SBI and all the other government-owned banks had raised their prime lending rates with effect from May 1, 2006 by an identical 25 basis points.
 
SBI, which accounts for about 20 per cent of the credit disbursed by the banking sector, witnessed a flat growth in advances during April-May 2006.
 
"This is a normal phenomena in the early part of a financial year. We have seen a pick-up in credit in June and the momentum is likely to continue for the rest of the year," said T S Bhattacharya, acting chairman of SBI. He was talking to reporters after the bank's annual general meeting.
 
SBI expects credit growth in 2006-07 to be around 25 per cent, which is above RBI's forecast of 20 per cent. SBI has seen a growth in retail deposits during April-May 2006.
 
Bhattacharya said the bank has approached the government seeking permission to go ahead with a share split.
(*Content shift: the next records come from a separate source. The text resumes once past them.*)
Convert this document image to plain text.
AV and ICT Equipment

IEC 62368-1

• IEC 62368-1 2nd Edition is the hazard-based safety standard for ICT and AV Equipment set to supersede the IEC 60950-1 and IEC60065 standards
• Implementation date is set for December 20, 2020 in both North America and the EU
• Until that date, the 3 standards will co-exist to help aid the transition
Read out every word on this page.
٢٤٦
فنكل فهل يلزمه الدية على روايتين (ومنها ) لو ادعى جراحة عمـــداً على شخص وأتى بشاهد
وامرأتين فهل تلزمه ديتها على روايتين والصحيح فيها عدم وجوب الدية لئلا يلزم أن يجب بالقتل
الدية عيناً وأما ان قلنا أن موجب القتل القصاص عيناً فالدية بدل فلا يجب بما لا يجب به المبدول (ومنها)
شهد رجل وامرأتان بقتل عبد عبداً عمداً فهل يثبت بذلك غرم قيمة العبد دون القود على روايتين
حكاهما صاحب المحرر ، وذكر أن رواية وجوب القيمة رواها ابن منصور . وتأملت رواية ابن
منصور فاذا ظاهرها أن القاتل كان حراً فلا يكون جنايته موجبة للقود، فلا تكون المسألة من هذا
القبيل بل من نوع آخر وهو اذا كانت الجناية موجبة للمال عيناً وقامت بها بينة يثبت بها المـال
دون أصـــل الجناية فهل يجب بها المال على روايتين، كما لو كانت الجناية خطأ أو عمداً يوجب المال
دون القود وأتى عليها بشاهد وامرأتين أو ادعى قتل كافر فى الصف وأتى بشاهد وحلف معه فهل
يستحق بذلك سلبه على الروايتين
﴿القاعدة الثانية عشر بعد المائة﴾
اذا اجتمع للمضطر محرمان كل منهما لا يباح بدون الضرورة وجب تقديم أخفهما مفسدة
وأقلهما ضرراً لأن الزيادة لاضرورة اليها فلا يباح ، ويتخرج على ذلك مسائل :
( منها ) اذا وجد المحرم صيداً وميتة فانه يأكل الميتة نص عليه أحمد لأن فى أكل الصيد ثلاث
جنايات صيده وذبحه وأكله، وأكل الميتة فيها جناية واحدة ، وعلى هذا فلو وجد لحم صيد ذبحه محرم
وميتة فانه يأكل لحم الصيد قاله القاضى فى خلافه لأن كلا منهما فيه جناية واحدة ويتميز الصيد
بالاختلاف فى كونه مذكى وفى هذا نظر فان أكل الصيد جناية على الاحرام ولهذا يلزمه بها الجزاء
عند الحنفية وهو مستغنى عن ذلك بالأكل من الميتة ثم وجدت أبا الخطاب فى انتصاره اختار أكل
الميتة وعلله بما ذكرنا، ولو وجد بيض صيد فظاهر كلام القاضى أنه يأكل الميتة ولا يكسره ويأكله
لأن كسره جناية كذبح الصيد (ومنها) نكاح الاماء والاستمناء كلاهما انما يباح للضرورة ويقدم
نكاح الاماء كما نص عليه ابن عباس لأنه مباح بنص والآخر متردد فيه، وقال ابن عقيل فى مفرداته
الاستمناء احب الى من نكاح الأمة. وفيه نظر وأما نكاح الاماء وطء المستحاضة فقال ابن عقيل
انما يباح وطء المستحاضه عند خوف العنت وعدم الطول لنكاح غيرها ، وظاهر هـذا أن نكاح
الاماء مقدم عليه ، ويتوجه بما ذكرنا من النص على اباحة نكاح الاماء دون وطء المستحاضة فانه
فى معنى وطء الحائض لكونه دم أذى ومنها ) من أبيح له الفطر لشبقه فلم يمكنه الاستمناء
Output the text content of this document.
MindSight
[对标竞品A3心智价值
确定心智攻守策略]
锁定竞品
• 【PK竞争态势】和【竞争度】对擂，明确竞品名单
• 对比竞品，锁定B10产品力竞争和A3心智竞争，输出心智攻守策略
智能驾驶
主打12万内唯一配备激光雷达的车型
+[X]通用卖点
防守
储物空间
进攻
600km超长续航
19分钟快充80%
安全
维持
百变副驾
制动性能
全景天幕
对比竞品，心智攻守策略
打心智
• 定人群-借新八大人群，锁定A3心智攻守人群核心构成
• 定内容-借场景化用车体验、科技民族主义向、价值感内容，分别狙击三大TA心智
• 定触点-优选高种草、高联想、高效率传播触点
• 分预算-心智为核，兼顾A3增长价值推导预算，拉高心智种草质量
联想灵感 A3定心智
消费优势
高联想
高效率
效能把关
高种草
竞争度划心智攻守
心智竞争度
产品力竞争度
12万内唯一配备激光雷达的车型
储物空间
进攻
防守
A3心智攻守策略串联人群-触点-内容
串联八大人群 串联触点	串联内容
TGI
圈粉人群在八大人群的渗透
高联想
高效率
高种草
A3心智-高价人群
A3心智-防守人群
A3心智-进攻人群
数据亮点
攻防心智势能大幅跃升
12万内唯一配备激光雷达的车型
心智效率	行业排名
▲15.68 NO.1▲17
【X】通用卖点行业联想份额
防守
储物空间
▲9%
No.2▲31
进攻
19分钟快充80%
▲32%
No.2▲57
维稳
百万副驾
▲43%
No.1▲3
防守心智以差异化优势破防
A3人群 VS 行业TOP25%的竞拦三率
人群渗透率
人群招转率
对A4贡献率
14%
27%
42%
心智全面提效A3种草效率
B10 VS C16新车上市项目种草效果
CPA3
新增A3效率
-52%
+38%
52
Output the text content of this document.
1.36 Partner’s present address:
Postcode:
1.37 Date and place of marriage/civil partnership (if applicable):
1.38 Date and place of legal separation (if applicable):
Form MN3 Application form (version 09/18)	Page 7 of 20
On the issue of raising capital through issue of fresh equity, he said a decision on this will depend on what the government has to say.
 
Dwelling on SBI's preparedness for implementing Basel II, Bhattacharya said the bank will need to allocate Rs 2,500 crore of capital for operational risk.
 
The RBI has decided to implement the Basel II norms, which provide for sophisticated capital allocation methodologies for credit risk, market risk and also operational risk, with effect from March 31, 2007.
 
The Basel II guidelines are still in the draft form. The central bank has also not made is clear whether the Basel II norms will be applicable from 2006-07 or 2007-08.